As part of unserialization, the model will read the time when the event occurred, and the database in which it happened. These are then added to the context, so that any code processing the events will not mistakenly access the wrong database or use the wrong timestamp.

Views

A projection will usually store its data in several views. Each individual view represents a facet of the cached data. Map-views (in CqrsLib.MapView) serve to map the current state of a resource to its identifier, many-to-many-views (in CqrsLib.ManyToManyView) represent many-to-many relationships, and son on.

It is even possible to create raw views using SQL.

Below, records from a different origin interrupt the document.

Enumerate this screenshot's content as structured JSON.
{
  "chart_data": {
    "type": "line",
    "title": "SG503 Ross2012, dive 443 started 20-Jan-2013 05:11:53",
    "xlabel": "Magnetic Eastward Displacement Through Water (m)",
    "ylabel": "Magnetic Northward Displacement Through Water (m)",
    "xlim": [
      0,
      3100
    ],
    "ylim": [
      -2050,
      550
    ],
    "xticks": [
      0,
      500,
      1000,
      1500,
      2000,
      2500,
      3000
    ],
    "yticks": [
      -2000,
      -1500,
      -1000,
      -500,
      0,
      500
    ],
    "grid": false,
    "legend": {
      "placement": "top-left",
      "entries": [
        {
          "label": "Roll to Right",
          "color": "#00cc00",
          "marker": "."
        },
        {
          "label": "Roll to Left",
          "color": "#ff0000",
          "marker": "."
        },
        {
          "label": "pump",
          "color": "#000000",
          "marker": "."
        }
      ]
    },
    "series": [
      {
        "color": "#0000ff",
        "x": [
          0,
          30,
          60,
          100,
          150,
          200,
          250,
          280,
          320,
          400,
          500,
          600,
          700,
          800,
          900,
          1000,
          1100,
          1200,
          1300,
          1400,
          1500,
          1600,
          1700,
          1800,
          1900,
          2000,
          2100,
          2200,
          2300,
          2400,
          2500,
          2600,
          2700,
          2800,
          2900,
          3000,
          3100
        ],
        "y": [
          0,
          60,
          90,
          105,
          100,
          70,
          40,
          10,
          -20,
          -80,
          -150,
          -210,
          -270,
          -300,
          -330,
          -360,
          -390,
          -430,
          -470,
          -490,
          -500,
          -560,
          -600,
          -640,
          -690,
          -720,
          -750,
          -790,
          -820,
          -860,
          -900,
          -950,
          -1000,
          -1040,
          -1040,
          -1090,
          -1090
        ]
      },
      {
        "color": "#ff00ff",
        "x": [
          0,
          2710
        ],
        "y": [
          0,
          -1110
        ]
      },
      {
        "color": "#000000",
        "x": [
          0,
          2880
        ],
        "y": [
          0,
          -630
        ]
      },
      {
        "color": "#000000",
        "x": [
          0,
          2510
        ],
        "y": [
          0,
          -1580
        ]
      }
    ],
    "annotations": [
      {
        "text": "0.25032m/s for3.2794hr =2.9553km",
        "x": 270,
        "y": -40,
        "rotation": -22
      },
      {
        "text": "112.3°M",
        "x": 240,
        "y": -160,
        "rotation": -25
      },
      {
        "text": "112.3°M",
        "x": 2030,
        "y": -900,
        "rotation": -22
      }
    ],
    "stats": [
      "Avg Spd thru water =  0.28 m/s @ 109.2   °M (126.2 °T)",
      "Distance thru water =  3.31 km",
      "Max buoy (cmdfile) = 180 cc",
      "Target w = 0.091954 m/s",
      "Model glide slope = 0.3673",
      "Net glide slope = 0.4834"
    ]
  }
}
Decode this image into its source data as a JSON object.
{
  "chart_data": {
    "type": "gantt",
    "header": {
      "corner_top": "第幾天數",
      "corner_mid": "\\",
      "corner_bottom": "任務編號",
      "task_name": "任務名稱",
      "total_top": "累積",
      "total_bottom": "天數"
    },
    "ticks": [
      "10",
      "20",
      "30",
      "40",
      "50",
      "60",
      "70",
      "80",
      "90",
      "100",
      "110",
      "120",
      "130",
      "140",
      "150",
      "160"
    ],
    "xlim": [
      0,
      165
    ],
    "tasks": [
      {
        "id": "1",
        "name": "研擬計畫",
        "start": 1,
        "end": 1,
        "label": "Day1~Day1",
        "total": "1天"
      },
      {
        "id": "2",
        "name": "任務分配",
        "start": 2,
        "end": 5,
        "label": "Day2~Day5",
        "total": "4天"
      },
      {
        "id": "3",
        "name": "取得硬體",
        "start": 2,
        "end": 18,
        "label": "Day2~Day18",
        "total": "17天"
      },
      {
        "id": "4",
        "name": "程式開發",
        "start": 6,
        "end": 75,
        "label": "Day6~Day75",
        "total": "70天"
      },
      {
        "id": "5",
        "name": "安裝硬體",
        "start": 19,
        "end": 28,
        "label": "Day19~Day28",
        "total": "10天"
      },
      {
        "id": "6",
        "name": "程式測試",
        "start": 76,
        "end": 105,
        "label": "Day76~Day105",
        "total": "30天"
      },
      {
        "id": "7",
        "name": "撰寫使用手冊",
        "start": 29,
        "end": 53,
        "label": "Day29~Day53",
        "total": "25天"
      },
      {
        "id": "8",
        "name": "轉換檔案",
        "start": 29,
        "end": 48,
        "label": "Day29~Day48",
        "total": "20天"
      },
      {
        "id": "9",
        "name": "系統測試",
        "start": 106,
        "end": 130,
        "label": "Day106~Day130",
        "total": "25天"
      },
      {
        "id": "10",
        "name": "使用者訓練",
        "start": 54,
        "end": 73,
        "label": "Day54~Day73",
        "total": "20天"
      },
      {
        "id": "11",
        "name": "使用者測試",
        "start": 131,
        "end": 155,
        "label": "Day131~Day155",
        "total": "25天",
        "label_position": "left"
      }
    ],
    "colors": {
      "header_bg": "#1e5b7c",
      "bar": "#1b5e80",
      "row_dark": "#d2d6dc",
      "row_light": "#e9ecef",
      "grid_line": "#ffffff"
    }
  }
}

When it receives a batch of events to process, a projection will:

  • Start a new SQL transaction to avoid having multiple RunOrg processes clobber the projection's contents.
  • Read the current vector clock and discard any events before that vector clock, to avoid race conditions causing an event to be processed twice.
  • Ask the model to handle the events, which consists in updating the individual views (as in FormLib.View.info). This will cause the views to run SQL queries against the database. The events are provided in order of creation.
  • Update the vector clock to encompass all processed events.
  • Commit the transaction.

Due to the polling approach, there may be a two-second delay between the creation of an event and its processing. However, despite its latency, the event processing pipeline has a high throughput (several thousands of events per second, on typical hardware).

A read request

Because of the event processing latency, it is possible for a read request to return 404 Not Found if it was sent right after the creation request. This is a very annoying race condition.

Traditional APIs (and most models based on SQL) will prevent this race condition by having the creation request block until the state has been updated. For performance reasons (not all clients need to wait), RunOrg uses a different approach.

As with all command requests, the creation request will have returned the vector clock representing the event that was appended. It will look like: [[5,355]], or the 355th event in the 5th stream. This can be used to avoid the race condition by forcing the synchronization.

In effect, this causes the read request to block until the state has been updated.

So, the client sends a request that looks like:

GET /db/01234567890/forms/12312312312?as=09876543210&at=[[5,355]]
Authorizaton: RUNORG token=WZmu32ivB25

Everything, from the HTTPD layer down to the endpoint, happens exactly as before. The only difference is that the endpoint will perform a model query.

Model queries

Queries are read-only operations, which access only the views maintained by the projections. In effect, a model query just reads data from one or more views. In this example, the executed query is FormLib.Queries.get, and it is a thin wrapper around Cqrs.MapView.get over the correct view.

Remember the at parameter used for synchronization ? The corresponding vector clock was added to the context when the request was parsed. All views will read the vector clock from the context, and wait for the projection to reach that clock (using CqrsLib.Projection.wait).

RunOrg will only wait for a short while (about 30 seconds) before giving up: if the projection has not caught up with the event streams by then, something must have gone terribly wrong (such as the projection being drowned in too many events, or a critical issue preventing events from being processed). In either case, an aptly named [LeftBehind] exception is raised, causing an HTTP 500 Internal Server Error and releasing any resources allocated for the request.

Once the synchronization has ended, the view performs an SQL request to retrieve the data, unserializes it to the expected OCaml data type, and returns it to the model.